Bob returned to the ladies.

"Come, Mr. Fawcett," cried Mrs. Pottle. "I've just finished my fourth cup. Capital tea, even without cream and sugar. But I don't understand your man. I thought Chinamen liked tea, and I gave Ah-Sam a particularly strong cup. He was positively rude--used most sinful language, and actually threw it away. You must be thirsty; now do drink this, and here is some rice--chow, your man called it; I thought that was the Chinese for dog?"

"Yes," said Bob with a twinkle, "or any other form of food."

"Disgusting!" exclaimed Ethel. "Surely it is not true?"

"I'm afraid it is. Fido is quite a standing dish in China."

Mrs. Pottle looked horrified.

"I wonder," she said reflectively, "what that stew was they gave us yesterday?..."

Her speculations were broken in upon by the sight of Ah-Sam running up the gully.

"Massa," he cried, "my look-see plenty piecee Chunchu come this-side chop-chop, galaw!"

*CHAPTER XV*

*Fortifying the Gully*

Stopping a Rush--The Trappers Trapped--Allies--A Manchu Marksman--A Sighting Shot--Building a Barrier--Velly Good Fighty Man--Ah-Sam at the Front

Mrs. Pottle grasped her umbrella as Bob sprang up, leapt over the boulders, and hurried to the mouth of the ravine. In the distance, to the right, he saw a band of mounted men, about sixty in number, easily recognizable by their nondescript dress and long lances as the redoubtable bandits of Manchuria. They disappeared in the bend of the valley. Again they emerged into view, now only a quarter of a mile away, heading straight for the gully over the trail of the cart. Bob hurried back to his place behind the boulders, and took the rifle handed him by Ah-Sam, who retained the other.

"You won't kill them if you can help it, will you?" said Ethel, whose cheeks had become a little pale.

"Nonsense, Ethel," interrupted Mrs. Pottle; "don't be sentimental. I don't wish them any harm, but--"

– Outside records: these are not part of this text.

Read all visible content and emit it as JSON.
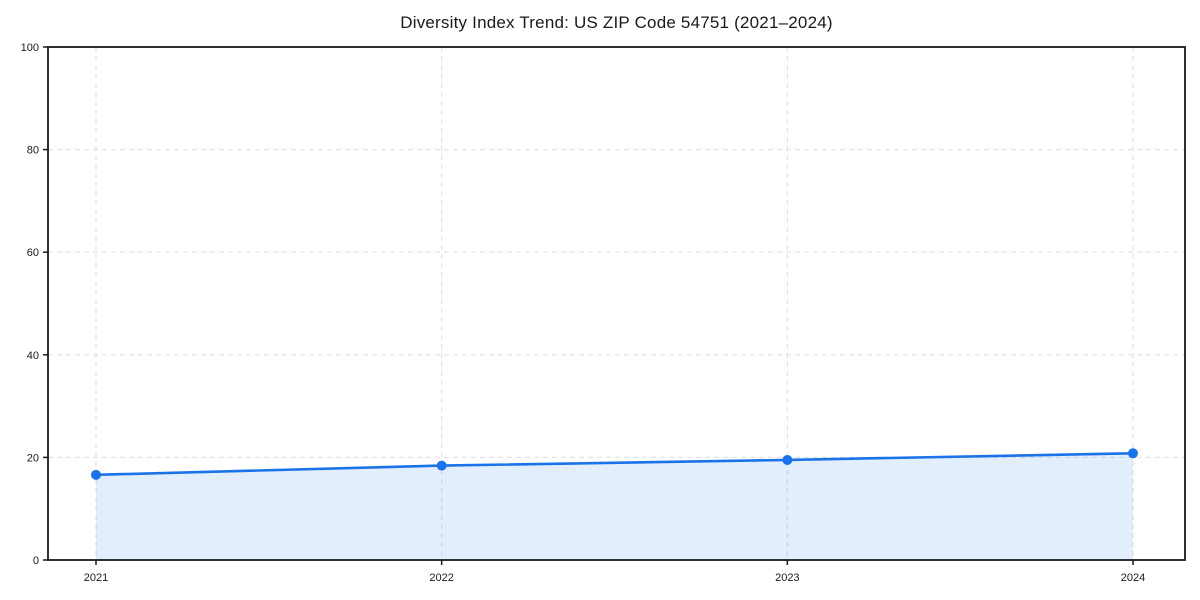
{
  "page": {
    "background": "#ffffff"
  },
  "chart_data": {
    "type": "area",
    "title": "Diversity Index Trend: US ZIP Code 54751 (2021–2024)",
    "x": [
      "2021",
      "2022",
      "2023",
      "2024"
    ],
    "values": [
      16.6,
      18.4,
      19.5,
      20.8
    ],
    "xlabel": "",
    "ylabel": "",
    "ylim": [
      0,
      100
    ],
    "yticks": [
      0,
      20,
      40,
      60,
      80,
      100
    ],
    "grid": "dashed-both-axes",
    "legend": "none",
    "colors": {
      "line": "#1a73e8",
      "marker": "#1a73e8",
      "fill": "rgba(26,115,232,0.12)",
      "grid": "#e3e3e3",
      "spine": "#1a1a1a",
      "text": "#1a1a1a"
    }
  }
}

She did not finish the sentence, for at this moment the horsemen arrived at the mouth of the gully, and halted, evidently in some hesitation, as though fearing a trap. Their leaders spoke together for a few moments; then the whole band dismounted, and, leaving their horses in charge of some of their number, began to climb up the gorge. Bob felt that it was high time to check them.